I was going to spend my weekend knitting, organizing my knitting stuff, and selling excess knitting stuff. (WOULD YOU LIKE SOME MACHINE KNITTING MAGAZINES FROM THE 1980s?)

However, I have finally gotten irritated at the way that San Diego County is(n’t) reporting its COVID-19 numbers. It used to be reported daily. I wasn’t entirely happy with the way that they broke down the data, but it was easy for me to go to their webpage and see the daily number of new cases. Now that we have decided that the pandemic is over, they announced that they were only going to update the numbers once a week. Apparently, they changed their minds, and now they are reporting on weekdays and each update shows the number of new cases since the previous update – so in order to get new cases per day, you need to know how many days since the latest update.

No problem, I thought, I will just dust off my old code for getting data from the County’s API. (Aside: Why does government love ArcGIS so much?) Turns out that the data served by the API is also updated on the same sporadic schedule (but at least the payload has dates).

Next up: Checking with the state. You would think that there was someone in the state of California who could put together a reasonable API. I think that I can get the data that I need, but it took a lot of digging to find it. The state’s data might also only be sporadic. I may have to monitor this over the next few days before I make a dedicated page that I can use to keep track of things.

The state’s data is not great either. I really want to see the case data broken down by age. I really, really want to know how much I should be annoyed that the new cases are coming from unvaccinated adults (most of whom should know better) vs. unvaccinated children (typically not their fault).

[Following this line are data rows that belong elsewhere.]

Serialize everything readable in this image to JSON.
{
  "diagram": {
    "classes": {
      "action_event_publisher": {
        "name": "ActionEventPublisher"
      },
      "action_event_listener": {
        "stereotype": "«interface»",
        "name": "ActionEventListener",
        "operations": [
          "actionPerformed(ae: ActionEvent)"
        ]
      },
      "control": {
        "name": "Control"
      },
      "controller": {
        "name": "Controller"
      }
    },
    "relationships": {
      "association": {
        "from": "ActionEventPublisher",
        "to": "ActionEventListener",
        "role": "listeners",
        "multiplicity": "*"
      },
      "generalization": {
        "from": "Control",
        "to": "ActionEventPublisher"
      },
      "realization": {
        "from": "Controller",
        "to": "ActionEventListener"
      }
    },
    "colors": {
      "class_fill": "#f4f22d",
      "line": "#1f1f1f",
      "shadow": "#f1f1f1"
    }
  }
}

While there is a chance that they’d consider binning things by age, there is no chance that they’re going to break things down by vaccination status (especially since a lot of people are bad at interpreting numbers). That’s really what I want to know so that I can decide how much of a risk it is for me to go to Trader Joe’s and the yarn store. I’ve gotten so frustrated buying yarn online and being disappointed by the colors.

Fun fact about the state API: you send SQL to the endpoint, and it returns the result of your query. In order to prevent you from doing SQL injection the state merely wraps your entire query in SELECT * FROM () AS blah LIMIT 32001. The “blah” is not a placeholder that I am using here; it is really part of what is processed by the endpoint. There doesn’t seem to be anything that keeps me from doing some sort of gnarly self-join on the table, but fortunately, today’s task is simple enough that I won’t accidentally write a query that grinds their server to a halt. They’re running Postgres 9.6.19, which you can learn by sending SELECT VERSION() as your query instead of asking about public health data.